Luca Toni grabbed the equaliser for the Azzurri, getting on the end of a Daniele De Rossi free-kick to nod home his first since February. After around 20 minutes, the players settled nicely, seemingly able to cope with increased space around them now that they had time to adapt. This saw the Greeks struggle to create as many chances as they did at the start of the second half, as defensively the World Champions were tighter.

One player whose performance will have pleased Lippi most is Pepe. Normally a right-winger, he put in a very good display on the left. His runs to the by-line produced an end product, even with his left foot, and his pace troubled right-back Spiropoulos on more than one occasion.

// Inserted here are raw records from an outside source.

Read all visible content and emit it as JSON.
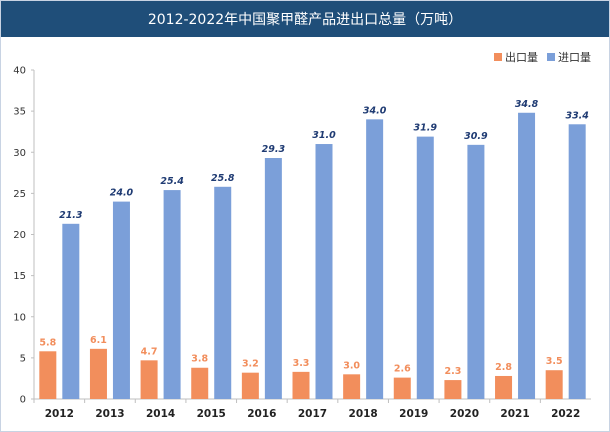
{
  "chart_data": {
    "type": "bar",
    "title": "2012-2022年中国聚甲醛产品进出口总量（万吨）",
    "categories": [
      "2012",
      "2013",
      "2014",
      "2015",
      "2016",
      "2017",
      "2018",
      "2019",
      "2020",
      "2021",
      "2022"
    ],
    "series": [
      {
        "name": "出口量",
        "color": "#f28e5c",
        "label_color": "#f28e5c",
        "values": [
          5.8,
          6.1,
          4.7,
          3.8,
          3.2,
          3.3,
          3.0,
          2.6,
          2.3,
          2.8,
          3.5
        ]
      },
      {
        "name": "进口量",
        "color": "#7b9fd9",
        "label_color": "#1f3b73",
        "values": [
          21.3,
          24.0,
          25.4,
          25.8,
          29.3,
          31.0,
          34.0,
          31.9,
          30.9,
          34.8,
          33.4
        ]
      }
    ],
    "ylim": [
      0,
      40
    ],
    "yticks": [
      0,
      5,
      10,
      15,
      20,
      25,
      30,
      35,
      40
    ],
    "legend_position": "top-right",
    "grid": false
  },
  "colors": {
    "title_bar": "#1f4e79",
    "axis": "#bfbfbf"
  }
}
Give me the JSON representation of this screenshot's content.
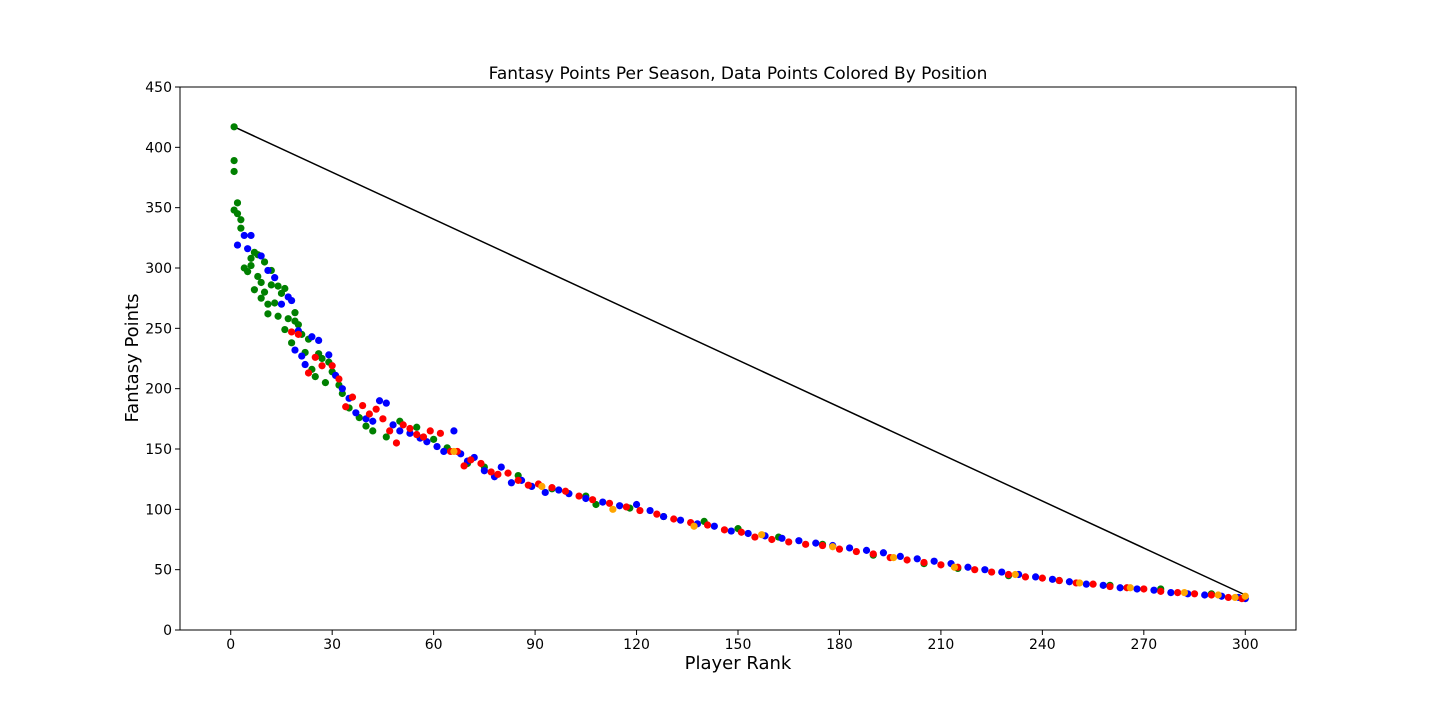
{
  "chart_data": {
    "type": "scatter",
    "title": "Fantasy Points Per Season, Data Points Colored By Position",
    "xlabel": "Player Rank",
    "ylabel": "Fantasy Points",
    "xlim": [
      -15,
      315
    ],
    "ylim": [
      0,
      450
    ],
    "xticks": [
      0,
      30,
      60,
      90,
      120,
      150,
      180,
      210,
      240,
      270,
      300
    ],
    "yticks": [
      0,
      50,
      100,
      150,
      200,
      250,
      300,
      350,
      400,
      450
    ],
    "grid": false,
    "legend": "none",
    "colors": [
      "#008000",
      "#0000ff",
      "#ff0000",
      "#ffa500"
    ],
    "trend_line": {
      "x": [
        1,
        300
      ],
      "y": [
        417,
        29
      ],
      "color": "#000000"
    },
    "series": [
      {
        "color": "#008000",
        "points": [
          [
            1,
            417
          ],
          [
            1,
            389
          ],
          [
            1,
            380
          ],
          [
            1,
            348
          ],
          [
            2,
            354
          ],
          [
            2,
            345
          ],
          [
            3,
            340
          ],
          [
            3,
            333
          ],
          [
            4,
            300
          ],
          [
            5,
            297
          ],
          [
            6,
            308
          ],
          [
            6,
            302
          ],
          [
            7,
            313
          ],
          [
            7,
            282
          ],
          [
            8,
            293
          ],
          [
            8,
            311
          ],
          [
            9,
            288
          ],
          [
            9,
            275
          ],
          [
            10,
            305
          ],
          [
            10,
            280
          ],
          [
            11,
            270
          ],
          [
            11,
            262
          ],
          [
            12,
            298
          ],
          [
            12,
            286
          ],
          [
            13,
            271
          ],
          [
            14,
            285
          ],
          [
            14,
            260
          ],
          [
            15,
            279
          ],
          [
            16,
            249
          ],
          [
            16,
            283
          ],
          [
            17,
            258
          ],
          [
            18,
            238
          ],
          [
            19,
            256
          ],
          [
            19,
            263
          ],
          [
            20,
            253
          ],
          [
            21,
            245
          ],
          [
            22,
            230
          ],
          [
            23,
            241
          ],
          [
            24,
            216
          ],
          [
            25,
            210
          ],
          [
            26,
            229
          ],
          [
            27,
            225
          ],
          [
            28,
            205
          ],
          [
            29,
            222
          ],
          [
            30,
            214
          ],
          [
            32,
            203
          ],
          [
            33,
            196
          ],
          [
            35,
            184
          ],
          [
            38,
            176
          ],
          [
            40,
            169
          ],
          [
            42,
            165
          ],
          [
            46,
            160
          ],
          [
            50,
            173
          ],
          [
            55,
            168
          ],
          [
            60,
            158
          ],
          [
            64,
            151
          ],
          [
            70,
            138
          ],
          [
            75,
            135
          ],
          [
            85,
            128
          ],
          [
            95,
            117
          ],
          [
            105,
            111
          ],
          [
            108,
            104
          ],
          [
            118,
            101
          ],
          [
            128,
            94
          ],
          [
            140,
            90
          ],
          [
            150,
            84
          ],
          [
            162,
            77
          ],
          [
            175,
            71
          ],
          [
            190,
            62
          ],
          [
            205,
            55
          ],
          [
            215,
            51
          ],
          [
            230,
            45
          ],
          [
            245,
            41
          ],
          [
            260,
            37
          ],
          [
            275,
            34
          ],
          [
            290,
            30
          ]
        ]
      },
      {
        "color": "#0000ff",
        "points": [
          [
            2,
            319
          ],
          [
            4,
            327
          ],
          [
            5,
            316
          ],
          [
            6,
            327
          ],
          [
            9,
            310
          ],
          [
            11,
            298
          ],
          [
            13,
            292
          ],
          [
            15,
            270
          ],
          [
            17,
            276
          ],
          [
            18,
            273
          ],
          [
            19,
            232
          ],
          [
            20,
            248
          ],
          [
            21,
            227
          ],
          [
            22,
            220
          ],
          [
            24,
            243
          ],
          [
            26,
            240
          ],
          [
            29,
            228
          ],
          [
            31,
            211
          ],
          [
            33,
            200
          ],
          [
            35,
            192
          ],
          [
            37,
            180
          ],
          [
            40,
            175
          ],
          [
            42,
            173
          ],
          [
            44,
            190
          ],
          [
            46,
            188
          ],
          [
            48,
            170
          ],
          [
            50,
            165
          ],
          [
            53,
            163
          ],
          [
            56,
            159
          ],
          [
            58,
            156
          ],
          [
            61,
            152
          ],
          [
            63,
            148
          ],
          [
            66,
            165
          ],
          [
            68,
            146
          ],
          [
            70,
            140
          ],
          [
            72,
            143
          ],
          [
            75,
            132
          ],
          [
            78,
            127
          ],
          [
            80,
            135
          ],
          [
            83,
            122
          ],
          [
            86,
            124
          ],
          [
            89,
            119
          ],
          [
            93,
            114
          ],
          [
            97,
            116
          ],
          [
            100,
            113
          ],
          [
            105,
            109
          ],
          [
            110,
            106
          ],
          [
            115,
            103
          ],
          [
            120,
            104
          ],
          [
            124,
            99
          ],
          [
            128,
            94
          ],
          [
            133,
            91
          ],
          [
            138,
            88
          ],
          [
            143,
            86
          ],
          [
            148,
            82
          ],
          [
            153,
            80
          ],
          [
            158,
            78
          ],
          [
            163,
            76
          ],
          [
            168,
            74
          ],
          [
            173,
            72
          ],
          [
            178,
            70
          ],
          [
            183,
            68
          ],
          [
            188,
            66
          ],
          [
            193,
            64
          ],
          [
            198,
            61
          ],
          [
            203,
            59
          ],
          [
            208,
            57
          ],
          [
            213,
            55
          ],
          [
            218,
            52
          ],
          [
            223,
            50
          ],
          [
            228,
            48
          ],
          [
            233,
            46
          ],
          [
            238,
            44
          ],
          [
            243,
            42
          ],
          [
            248,
            40
          ],
          [
            253,
            38
          ],
          [
            258,
            37
          ],
          [
            263,
            35
          ],
          [
            268,
            34
          ],
          [
            273,
            33
          ],
          [
            278,
            31
          ],
          [
            283,
            30
          ],
          [
            288,
            29
          ],
          [
            293,
            28
          ],
          [
            298,
            27
          ],
          [
            300,
            26
          ]
        ]
      },
      {
        "color": "#ff0000",
        "points": [
          [
            18,
            247
          ],
          [
            20,
            245
          ],
          [
            23,
            213
          ],
          [
            25,
            226
          ],
          [
            27,
            219
          ],
          [
            30,
            219
          ],
          [
            32,
            208
          ],
          [
            34,
            185
          ],
          [
            36,
            193
          ],
          [
            39,
            186
          ],
          [
            41,
            179
          ],
          [
            43,
            183
          ],
          [
            45,
            175
          ],
          [
            47,
            165
          ],
          [
            49,
            155
          ],
          [
            51,
            170
          ],
          [
            53,
            167
          ],
          [
            55,
            162
          ],
          [
            57,
            160
          ],
          [
            59,
            165
          ],
          [
            62,
            163
          ],
          [
            65,
            148
          ],
          [
            67,
            148
          ],
          [
            69,
            136
          ],
          [
            71,
            141
          ],
          [
            74,
            138
          ],
          [
            77,
            131
          ],
          [
            79,
            129
          ],
          [
            82,
            130
          ],
          [
            85,
            124
          ],
          [
            88,
            120
          ],
          [
            91,
            121
          ],
          [
            95,
            118
          ],
          [
            99,
            115
          ],
          [
            103,
            111
          ],
          [
            107,
            108
          ],
          [
            112,
            105
          ],
          [
            117,
            102
          ],
          [
            121,
            99
          ],
          [
            126,
            96
          ],
          [
            131,
            92
          ],
          [
            136,
            89
          ],
          [
            141,
            87
          ],
          [
            146,
            83
          ],
          [
            151,
            81
          ],
          [
            155,
            77
          ],
          [
            160,
            75
          ],
          [
            165,
            73
          ],
          [
            170,
            71
          ],
          [
            175,
            70
          ],
          [
            180,
            67
          ],
          [
            185,
            65
          ],
          [
            190,
            63
          ],
          [
            195,
            60
          ],
          [
            200,
            58
          ],
          [
            205,
            56
          ],
          [
            210,
            54
          ],
          [
            215,
            52
          ],
          [
            220,
            50
          ],
          [
            225,
            48
          ],
          [
            230,
            46
          ],
          [
            235,
            44
          ],
          [
            240,
            43
          ],
          [
            245,
            41
          ],
          [
            250,
            39
          ],
          [
            255,
            38
          ],
          [
            260,
            36
          ],
          [
            265,
            35
          ],
          [
            270,
            34
          ],
          [
            275,
            32
          ],
          [
            280,
            31
          ],
          [
            285,
            30
          ],
          [
            290,
            29
          ],
          [
            295,
            27
          ],
          [
            299,
            26
          ]
        ]
      },
      {
        "color": "#ffa500",
        "points": [
          [
            66,
            148
          ],
          [
            92,
            119
          ],
          [
            113,
            100
          ],
          [
            137,
            86
          ],
          [
            157,
            79
          ],
          [
            178,
            69
          ],
          [
            196,
            60
          ],
          [
            214,
            52
          ],
          [
            232,
            46
          ],
          [
            251,
            39
          ],
          [
            266,
            35
          ],
          [
            282,
            31
          ],
          [
            292,
            29
          ],
          [
            297,
            27
          ],
          [
            300,
            28
          ]
        ]
      }
    ]
  }
}
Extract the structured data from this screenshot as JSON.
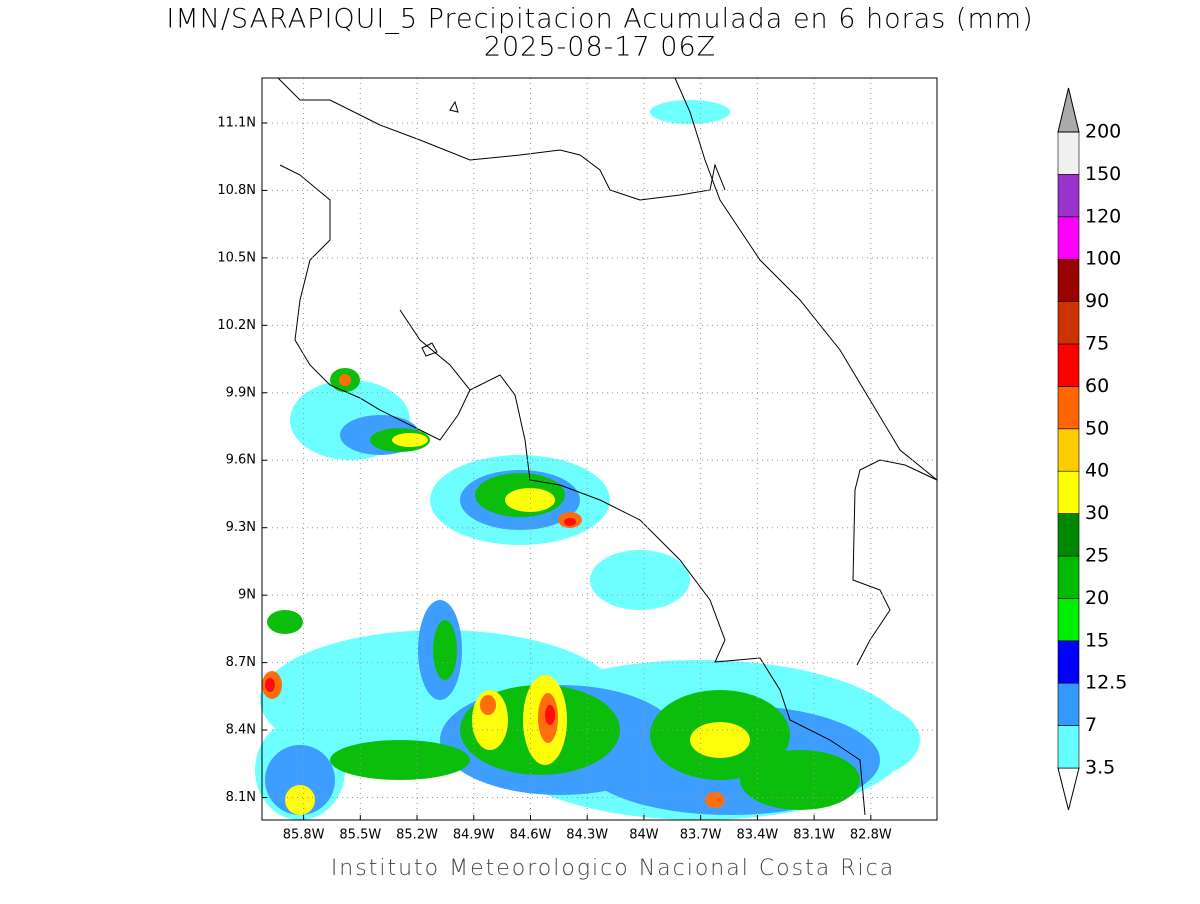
{
  "title": "IMN/SARAPIQUI_5 Precipitacion Acumulada en 6 horas (mm)",
  "subtitle": "2025-08-17 06Z",
  "footer": "Instituto Meteorologico Nacional Costa Rica",
  "map": {
    "xlim": [
      -86.02,
      -82.45
    ],
    "ylim": [
      8.0,
      11.3
    ],
    "grid": true,
    "xticks": [
      {
        "value": -85.8,
        "label": "85.8W"
      },
      {
        "value": -85.5,
        "label": "85.5W"
      },
      {
        "value": -85.2,
        "label": "85.2W"
      },
      {
        "value": -84.9,
        "label": "84.9W"
      },
      {
        "value": -84.6,
        "label": "84.6W"
      },
      {
        "value": -84.3,
        "label": "84.3W"
      },
      {
        "value": -84.0,
        "label": "84W"
      },
      {
        "value": -83.7,
        "label": "83.7W"
      },
      {
        "value": -83.4,
        "label": "83.4W"
      },
      {
        "value": -83.1,
        "label": "83.1W"
      },
      {
        "value": -82.8,
        "label": "82.8W"
      }
    ],
    "yticks": [
      {
        "value": 8.1,
        "label": "8.1N"
      },
      {
        "value": 8.4,
        "label": "8.4N"
      },
      {
        "value": 8.7,
        "label": "8.7N"
      },
      {
        "value": 9.0,
        "label": "9N"
      },
      {
        "value": 9.3,
        "label": "9.3N"
      },
      {
        "value": 9.6,
        "label": "9.6N"
      },
      {
        "value": 9.9,
        "label": "9.9N"
      },
      {
        "value": 10.2,
        "label": "10.2N"
      },
      {
        "value": 10.5,
        "label": "10.5N"
      },
      {
        "value": 10.8,
        "label": "10.8N"
      },
      {
        "value": 11.1,
        "label": "11.1N"
      }
    ]
  },
  "colorbar": {
    "levels": [
      3.5,
      7,
      12.5,
      15,
      20,
      25,
      30,
      40,
      50,
      60,
      75,
      90,
      100,
      120,
      150,
      200
    ],
    "colors": [
      "#ffffff",
      "#66ffff",
      "#3399ff",
      "#0000ff",
      "#00ee00",
      "#00bb00",
      "#008800",
      "#ffff00",
      "#ffcc00",
      "#ff6600",
      "#ff0000",
      "#cc3300",
      "#990000",
      "#ff00ff",
      "#9933cc",
      "#f0f0f0",
      "#aaaaaa"
    ]
  }
}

Whether he is able to produce this against better opposition remains to be seen, but he is an option that will no doubt stay in the Italy tactician’s thoughts through the New Year.

As the substitutions started to flow, the game started to slow. Christian Maggio replaced Camoranesi on the right, and in doing so became the first Napoli player since the superbly named Nando De Napoli to wear the blue shirt, yet Maggio didn’t offer anywhere near as much threat going forward as the Juventus man. While it is harsh to judge him on one 30 minute appearance, he is likely to be used to shore things up on the right side in the future, rather than as an option to trouble opposition full-backs.
A draw in the end was a fair result, yet one does wonder what the outcome would have been had the team started with 4-4-2. Going forward, the quality and quantity of chances created increases when the players are deployed this way. Defensively, the team are more than capable of coping with the system. After all, they won their fourth World Cup playing exactly the same way.

The main headline from this result will be Lippi’s fantastic achievement of 31 games unbeaten in charge of Italy, equalling the record set by former Argentina coach Alfio Basile and Spain’s Javier Clemente. In February next year he will have the chance to break this, against the only team to have won the World Cup more times than La Nazionale – five time winners Brazil. Roll on 2009.